Member of the Provincial Assembly of the Punjab
- Incumbent
- Assumed office 23 February 2024
- Constituency: PP-92 Bhakkar-IV
- In office 15 August 2018 – 14 January 2023
- Constituency: PP-92 Bhakkar-IV
- In office 29 May 2013 – 31 May 2018
- Constituency: PP-92 Bhakkar-IV

Personal details
- Born: 1 December 1980 (age 45) Bhakkar, Punjab, Pakistan
- Party: IPP (2025-present)
- Other political affiliations: PMLN (2024-2025) IPP (2023-2024) PMLN (2022-2023) PTI (2018-2022) PMLN (2013-2018) IND (2013)

= Amir Inayat Khan Shahani =

Pakistani politician

Amir Inayat Khan Shahani is a Pakistani politician and an incumbent Member of the Provincial Assembly of the Punjab since February 2024. He was also a Member of the Provincial Assembly of the Punjab from May 2013 to May 2018 and from August 2018 to January 2023.

==Early life and education==
He was born on 1 December 1980 in Bhakkar.

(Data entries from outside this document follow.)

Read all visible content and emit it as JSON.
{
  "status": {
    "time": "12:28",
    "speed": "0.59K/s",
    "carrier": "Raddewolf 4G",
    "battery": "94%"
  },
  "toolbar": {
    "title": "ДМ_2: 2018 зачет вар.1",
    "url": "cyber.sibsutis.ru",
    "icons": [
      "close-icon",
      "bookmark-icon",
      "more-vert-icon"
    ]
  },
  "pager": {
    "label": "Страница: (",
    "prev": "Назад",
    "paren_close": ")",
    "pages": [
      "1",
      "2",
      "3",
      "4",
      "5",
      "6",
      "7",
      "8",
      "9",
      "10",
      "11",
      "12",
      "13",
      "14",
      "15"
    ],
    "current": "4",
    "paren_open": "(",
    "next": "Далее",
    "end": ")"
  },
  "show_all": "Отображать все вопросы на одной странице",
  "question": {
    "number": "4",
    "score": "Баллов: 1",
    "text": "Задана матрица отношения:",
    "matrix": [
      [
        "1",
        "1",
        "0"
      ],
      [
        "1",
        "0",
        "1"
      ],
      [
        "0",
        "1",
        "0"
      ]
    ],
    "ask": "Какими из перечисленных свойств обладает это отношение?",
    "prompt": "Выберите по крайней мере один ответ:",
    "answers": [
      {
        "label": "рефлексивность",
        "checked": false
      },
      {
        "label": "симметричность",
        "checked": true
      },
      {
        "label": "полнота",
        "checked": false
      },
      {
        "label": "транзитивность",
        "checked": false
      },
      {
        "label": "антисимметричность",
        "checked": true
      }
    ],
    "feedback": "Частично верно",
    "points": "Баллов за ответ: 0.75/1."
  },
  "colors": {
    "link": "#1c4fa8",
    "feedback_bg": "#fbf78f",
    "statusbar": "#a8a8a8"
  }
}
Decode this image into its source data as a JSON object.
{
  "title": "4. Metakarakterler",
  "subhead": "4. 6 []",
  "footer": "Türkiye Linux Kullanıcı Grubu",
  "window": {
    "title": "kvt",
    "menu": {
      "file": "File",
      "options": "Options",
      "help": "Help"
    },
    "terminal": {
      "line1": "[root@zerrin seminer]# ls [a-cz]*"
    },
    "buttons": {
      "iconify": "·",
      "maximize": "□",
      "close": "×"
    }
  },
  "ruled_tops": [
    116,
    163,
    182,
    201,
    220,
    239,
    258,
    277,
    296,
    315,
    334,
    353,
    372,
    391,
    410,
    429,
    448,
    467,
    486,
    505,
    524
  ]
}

He graduated in 2003 from University of the Punjab and has a degree of Bachelor of Arts.

==Political career==
He was elected to the Provincial Assembly of the Punjab as an independent candidate from PP-50 (Bhakkar-IV) in the 2013 Punjab provincial election. He joined the Pakistan Muslim League (N) (PML-N) in May 2013.

In May 2018, he quit the PML-N and joined Pakistan Tehreek-e-Insaf (PTI).

He was re-elected to the Provincial Assembly of the Punjab as a candidate of the PTI from PP-92 (Bhakkar-IV) in the 2018 Punjab provincial election.

He was re-elected to the Provincial Assembly of the Punjab as a PTI supported Independent candidate from PP-92 (Bhakkar-IV) in the 2024 Punjab provincial election.

He is former Chairman of Punjab Education Foundation.